Saída do Catar para a Arábia Saudita
“O contexto na Arábia Saudita foi completamente diferente. Eu fui para uma cidade muito pequena no interior, para trabalhar no Al-Raed, conhecida por ser muito religiosa. Consequentemente, tinha uma fiscalização muito grande, então eu não tinha muita liberdade. Eu conseguia fazer as coisas, mas não tinha tanta liberdade, como para ir a um shopping, por exemplo. Às vezes eu estava sem minha família e eles não gostavam de ver alguém sozinho. Não podia ir para a rua de bermuda, porque se houvesse alguma família no local, eles não achavam recomendável”.
“O que me dificultou muito também é que, por ser uma cidade mais de interior, o inglês não era um idioma de fácil acesso. O início de trabalho na equipe também foi complicado, já que não tinha um intérprete. No primeiro treino, eu comecei a dar instruções para os jogadores e percebi que eles não entendiam o que eu falava. Apenas um jogador falava inglês, em um elenco com 30 atletas. Ele foi me ajudando nessa adaptação”.

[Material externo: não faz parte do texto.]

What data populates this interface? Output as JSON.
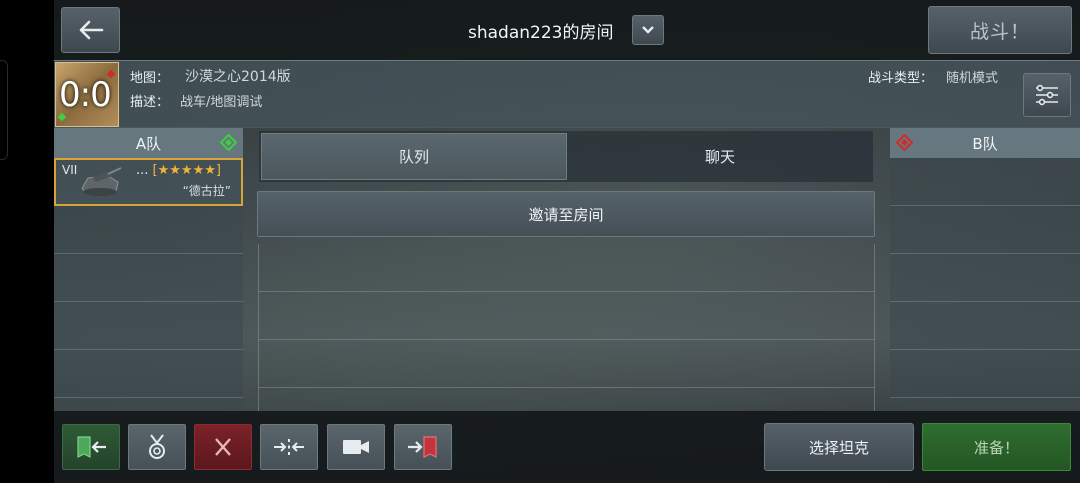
{
  "header": {
    "room_title": "shadan223的房间",
    "battle_label": "战斗！"
  },
  "map_info": {
    "score": "0:0",
    "map_label": "地图：",
    "map_value": "沙漠之心2014版",
    "desc_label": "描述：",
    "desc_value": "战车/地图调试",
    "battle_type_label": "战斗类型：",
    "battle_type_value": "随机模式"
  },
  "team_a": {
    "name": "A队",
    "player": {
      "tier": "VII",
      "name": "...",
      "rating": "[★★★★★]",
      "tank": "“德古拉”"
    }
  },
  "team_b": {
    "name": "B队"
  },
  "tabs": {
    "queue": "队列",
    "chat": "聊天"
  },
  "invite_label": "邀请至房间",
  "footer": {
    "select_tank_label": "选择坦克",
    "ready_label": "准备！"
  },
  "colors": {
    "team_a_accent": "#3fcf3f",
    "team_b_accent": "#d12a2a",
    "selected_slot_border": "#d6a437",
    "stars": "#f0b43a",
    "ready_green": "#2f6e2f"
  },
  "icons": [
    "back-arrow-icon",
    "chevron-down-icon",
    "settings-sliders-icon",
    "join-team-a-icon",
    "medal-icon",
    "close-icon",
    "swap-teams-icon",
    "camera-icon",
    "join-team-b-icon"
  ]
}
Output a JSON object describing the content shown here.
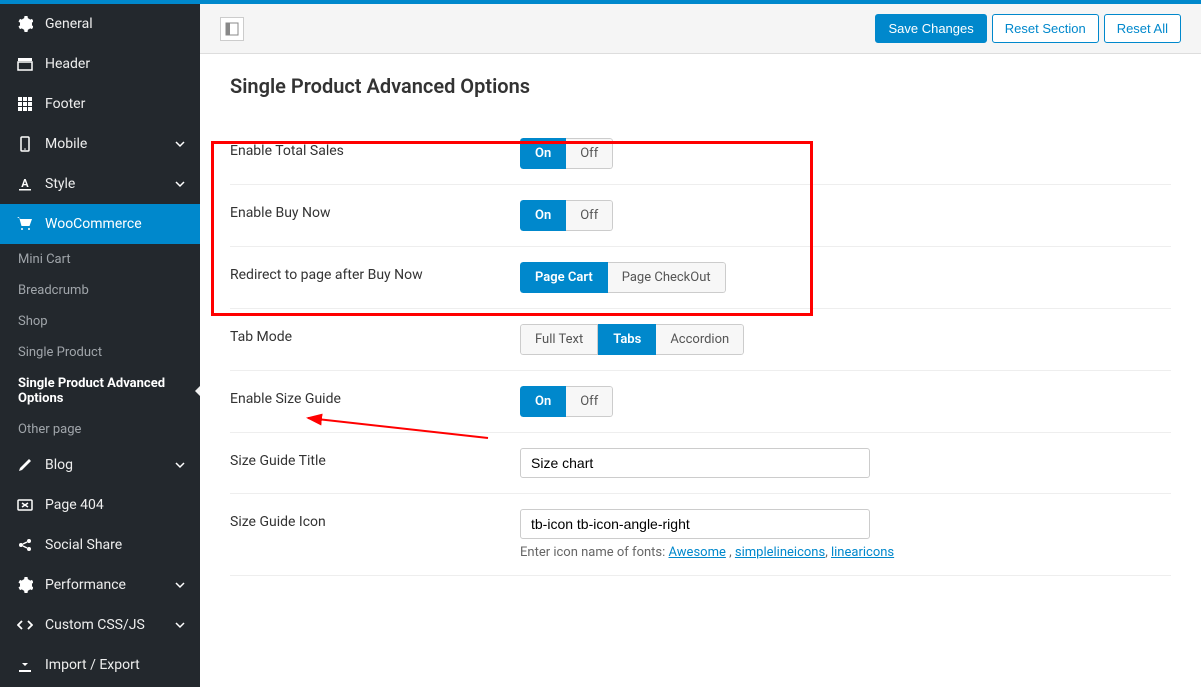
{
  "sidebar": {
    "items": [
      {
        "label": "General",
        "icon": "gear"
      },
      {
        "label": "Header",
        "icon": "layout-top"
      },
      {
        "label": "Footer",
        "icon": "grid"
      },
      {
        "label": "Mobile",
        "icon": "mobile",
        "chevron": true
      },
      {
        "label": "Style",
        "icon": "underline-a",
        "chevron": true
      },
      {
        "label": "WooCommerce",
        "icon": "cart",
        "active": true
      },
      {
        "label": "Blog",
        "icon": "pencil",
        "chevron": true
      },
      {
        "label": "Page 404",
        "icon": "error"
      },
      {
        "label": "Social Share",
        "icon": "share"
      },
      {
        "label": "Performance",
        "icon": "gear-bold",
        "chevron": true
      },
      {
        "label": "Custom CSS/JS",
        "icon": "code",
        "chevron": true
      },
      {
        "label": "Import / Export",
        "icon": "download"
      }
    ],
    "subitems": [
      {
        "label": "Mini Cart"
      },
      {
        "label": "Breadcrumb"
      },
      {
        "label": "Shop"
      },
      {
        "label": "Single Product"
      },
      {
        "label": "Single Product Advanced Options",
        "active": true
      },
      {
        "label": "Other page"
      }
    ]
  },
  "toolbar": {
    "save_label": "Save Changes",
    "reset_section_label": "Reset Section",
    "reset_all_label": "Reset All"
  },
  "page": {
    "title": "Single Product Advanced Options"
  },
  "fields": {
    "enable_total_sales": {
      "label": "Enable Total Sales",
      "on": "On",
      "off": "Off",
      "value": "On"
    },
    "enable_buy_now": {
      "label": "Enable Buy Now",
      "on": "On",
      "off": "Off",
      "value": "On"
    },
    "redirect_after_buy_now": {
      "label": "Redirect to page after Buy Now",
      "opt1": "Page Cart",
      "opt2": "Page CheckOut",
      "value": "Page Cart"
    },
    "tab_mode": {
      "label": "Tab Mode",
      "opt1": "Full Text",
      "opt2": "Tabs",
      "opt3": "Accordion",
      "value": "Tabs"
    },
    "enable_size_guide": {
      "label": "Enable Size Guide",
      "on": "On",
      "off": "Off",
      "value": "On"
    },
    "size_guide_title": {
      "label": "Size Guide Title",
      "value": "Size chart"
    },
    "size_guide_icon": {
      "label": "Size Guide Icon",
      "value": "tb-icon tb-icon-angle-right",
      "helper_prefix": "Enter icon name of fonts: ",
      "link1": "Awesome",
      "link2": "simplelineicons",
      "link3": "linearicons"
    }
  }
}
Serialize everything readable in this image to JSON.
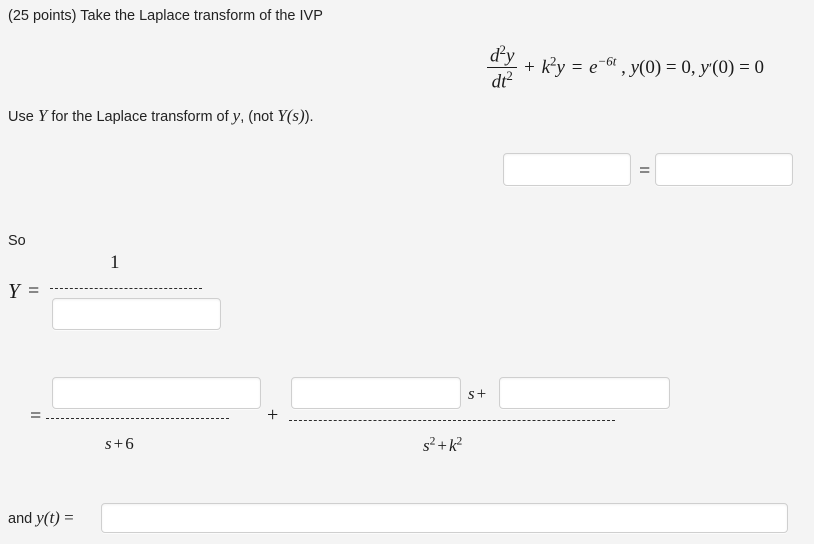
{
  "problem": {
    "prompt_line": "(25 points) Take the Laplace transform of the IVP",
    "points_label": "25 points",
    "instruction_prefix": "Use ",
    "instruction_Y": "Y",
    "instruction_middle": " for the Laplace transform of ",
    "instruction_y": "y",
    "instruction_paren_open": ", (not ",
    "instruction_Ys": "Y(s)",
    "instruction_suffix": ").",
    "so_label": "So",
    "and_label": "and ",
    "and_yt": "y(t)",
    "and_equals": " ="
  },
  "equation": {
    "frac_numerator": "d²y",
    "frac_denominator": "dt²",
    "plus": "+",
    "k_term": "k²y",
    "equals": "=",
    "rhs_base": "e",
    "rhs_exponent": "−6t",
    "initial_conditions": ", y(0) = 0, y′(0) = 0",
    "full_text": "d²y/dt² + k²y = e^(-6t), y(0) = 0, y'(0) = 0"
  },
  "transform_row": {
    "left_input": {
      "value": "",
      "placeholder": ""
    },
    "equals_symbol": "=",
    "right_input": {
      "value": "",
      "placeholder": ""
    }
  },
  "Y_expression": {
    "label": "Y",
    "equals_symbol": "=",
    "numerator": "1",
    "denominator_input": {
      "value": "",
      "placeholder": ""
    }
  },
  "partial_fractions": {
    "equals_symbol": "=",
    "plus_symbol": "+",
    "term1": {
      "numerator_input": {
        "value": "",
        "placeholder": ""
      },
      "denominator": "s + 6"
    },
    "term2": {
      "numerator_input_left": {
        "value": "",
        "placeholder": ""
      },
      "numerator_middle_text": "s+",
      "numerator_input_right": {
        "value": "",
        "placeholder": ""
      },
      "denominator": "s² + k²"
    }
  },
  "solution_row": {
    "label": "and y(t) =",
    "input": {
      "value": "",
      "placeholder": ""
    }
  },
  "colors": {
    "page_background": "#f4f4f4",
    "input_background": "#ffffff",
    "input_border": "#cfcfcf",
    "text": "#222222",
    "math_text": "#1a1a1a"
  }
}
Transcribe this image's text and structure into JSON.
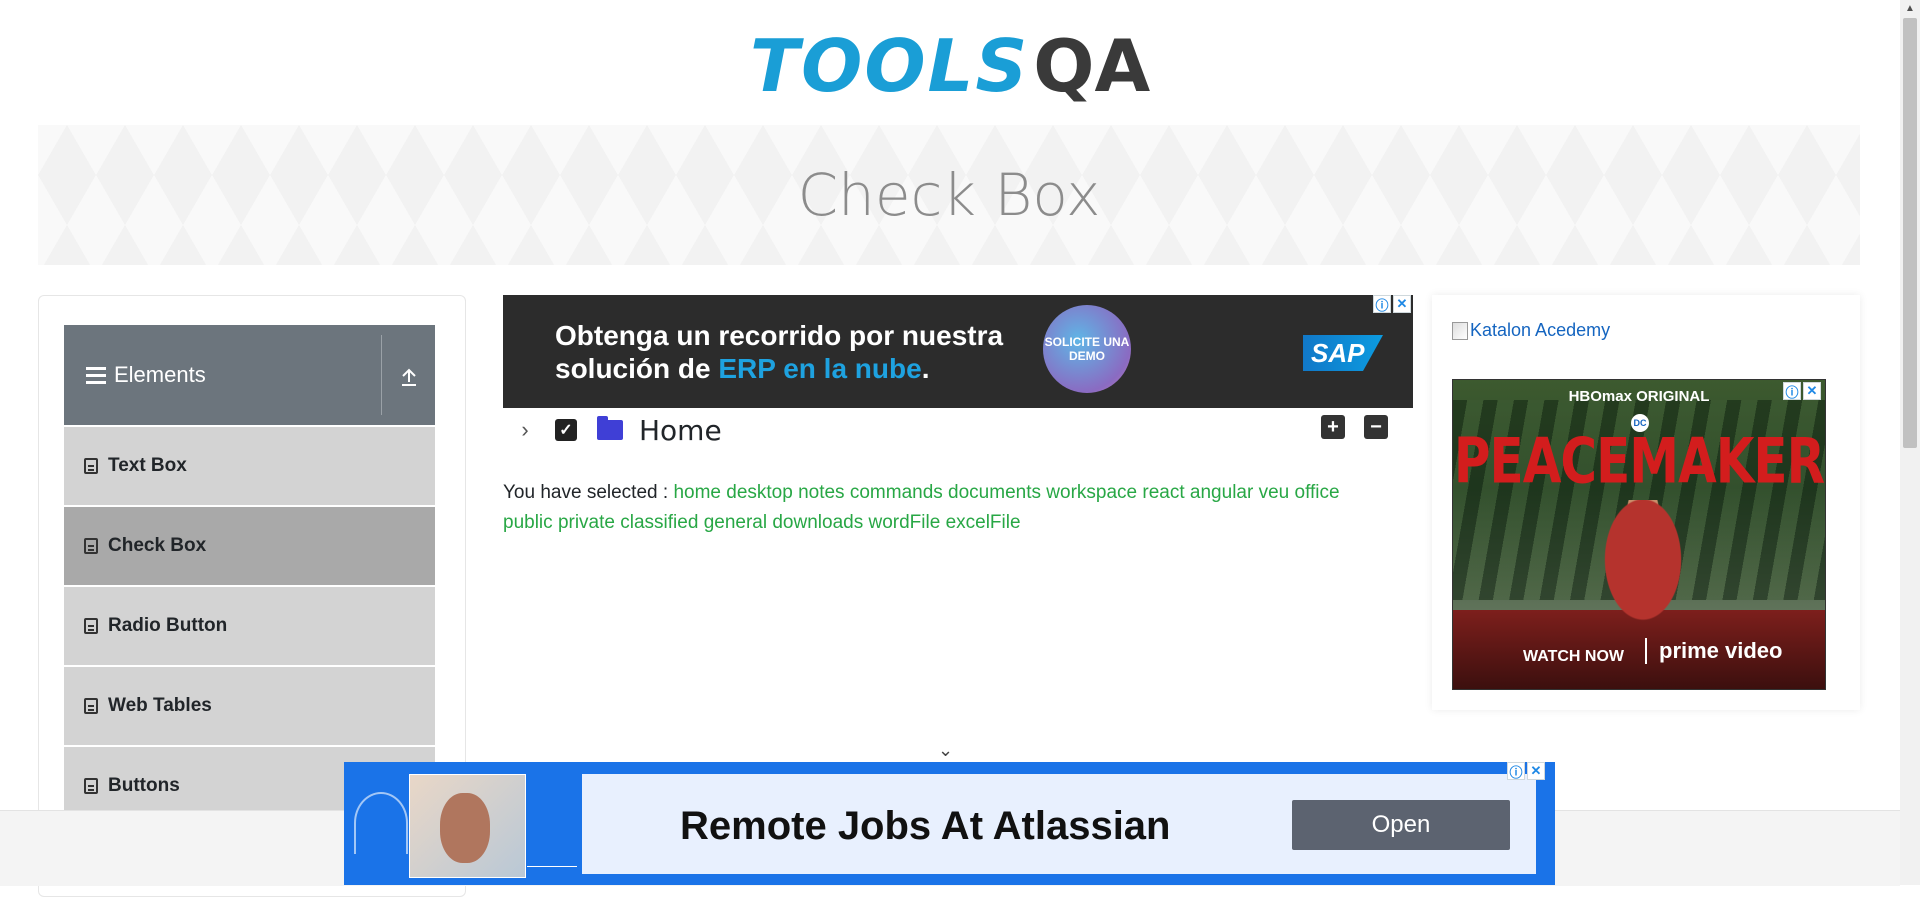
{
  "logo": {
    "part1": "TOOLS",
    "part2": "QA"
  },
  "page": {
    "title": "Check Box"
  },
  "sidebar": {
    "group_title": "Elements",
    "items": [
      {
        "label": "Text Box"
      },
      {
        "label": "Check Box"
      },
      {
        "label": "Radio Button"
      },
      {
        "label": "Web Tables"
      },
      {
        "label": "Buttons"
      }
    ]
  },
  "sap_ad": {
    "line1": "Obtenga un recorrido por nuestra",
    "line2_pre": "solución de ",
    "line2_highlight": "ERP en la nube",
    "line2_post": ".",
    "cta": "SOLICITE UNA DEMO",
    "brand": "SAP"
  },
  "tree": {
    "root_label": "Home",
    "expand_all": "+",
    "collapse_all": "−"
  },
  "result": {
    "label": "You have selected :",
    "selected": [
      "home",
      "desktop",
      "notes",
      "commands",
      "documents",
      "workspace",
      "react",
      "angular",
      "veu",
      "office",
      "public",
      "private",
      "classified",
      "general",
      "downloads",
      "wordFile",
      "excelFile"
    ]
  },
  "right_ad": {
    "katalon_alt": "Katalon Acedemy",
    "hbo": "HBOmax ORIGINAL",
    "dc": "DC",
    "title": "PEACEMAKER",
    "watch": "WATCH NOW",
    "provider": "prime video"
  },
  "bottom_ad": {
    "headline": "Remote Jobs At Atlassian",
    "button": "Open"
  },
  "colors": {
    "accent_blue": "#1a9ed6",
    "selected_green": "#28a745",
    "menu_header": "#6c757d",
    "menu_item": "#d3d3d3",
    "menu_active": "#a9a9a9"
  }
}
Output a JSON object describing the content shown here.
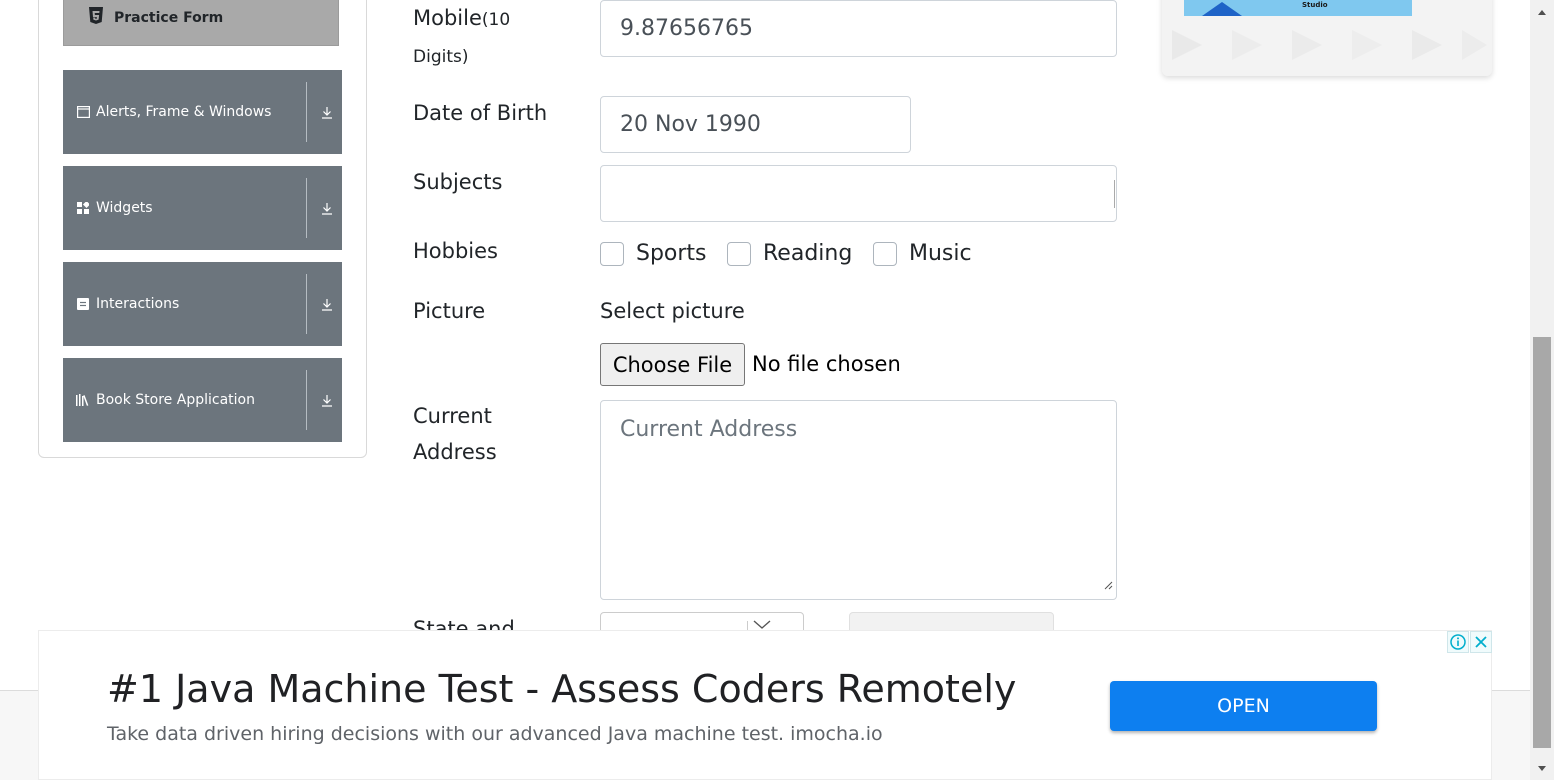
{
  "sidebar": {
    "practice_form": "Practice Form",
    "groups": [
      {
        "label": "Alerts, Frame & Windows",
        "icon": "window-icon"
      },
      {
        "label": "Widgets",
        "icon": "widgets-icon"
      },
      {
        "label": "Interactions",
        "icon": "interactions-icon"
      },
      {
        "label": "Book Store Application",
        "icon": "bookstore-icon"
      }
    ]
  },
  "form": {
    "mobile_label": "Mobile",
    "mobile_hint": "(10",
    "mobile_hint2": "Digits)",
    "mobile_value": "9.87656765",
    "dob_label": "Date of Birth",
    "dob_value": "20 Nov 1990",
    "subjects_label": "Subjects",
    "subjects_value": "",
    "hobbies_label": "Hobbies",
    "hobbies": [
      "Sports",
      "Reading",
      "Music"
    ],
    "picture_label": "Picture",
    "select_picture": "Select picture",
    "choose_file": "Choose File",
    "no_file": "No file chosen",
    "address_label_line1": "Current",
    "address_label_line2": "Address",
    "address_placeholder": "Current Address",
    "state_label": "State and"
  },
  "promo": {
    "caption": "Studio"
  },
  "ad": {
    "title": "#1 Java Machine Test - Assess Coders Remotely",
    "description": "Take data driven hiring decisions with our advanced Java machine test. imocha.io",
    "button": "OPEN",
    "accent": "#0d7ff0"
  }
}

Mudança de patamar: de um time que brigava contra o rebaixamento para uma das maiores equipes da Ásia
“Eu cheguei na Coréia do Sul no início de 2011 para trabalhar como preparador físico do Jeonbuk Hyundai, após a indicação do agente de um jogador brasileiro que já conhecia meu trabalho. Eu ia receber menos, mas era um passo importante na minha carreira, já que eu estava indo para um dos melhores times da Ásia. Na primeira reunião que eu tive com o treinador, ele me falou que eu tinha sido contratado sem a vontade dele. O início de trabalho foi complicado, eu me sentia desprestigiado, apesar dos bons resultados em campo, e cheguei até a pedir rescisão de contrato. Eles não permitiram, me deram um tempo para relaxar e depois me ofereceram uma renovação. O trabalho seguiu e chegamos nas finais do campeonato nacional e da Liga dos Campeões Asiática, um feito inédito. O treinador, inclusive, elogiou o meu trabalho em uma entrevista em uma das maiores emissoras locais. Nós acabamos vencendo a liga e perdendo a final da Champions”.
“Eu fiquei no clube até 2017, chegando a assumir o comando do time por um período em 2013, quando o treinador passou um período comandando a seleção da Coréia do Sul. Em 2014, eu passei de preparador físico para auxiliar-técnico. Conquistamos o Sul-Coreano em mais três oportunidade e a Champions League da Ásia uma vez”.
Respeito dos chineses pelos profissionais brasileiros
“Eles respeitam demais os brasileiros. Falam sempre bem do Hulk, do Oscar. A gente sempre tinha também uma preocupação muito grande quando jogava contra o Renato Augusto. Ele é fantástico, é um jogador muito diferente. Não é na ação, mas no pensamento. É bonito de vê-lo jogar. Tem também o Paulinho no Guangzhou Evergrande. O que ele joga é brincadeira, um fenômeno”.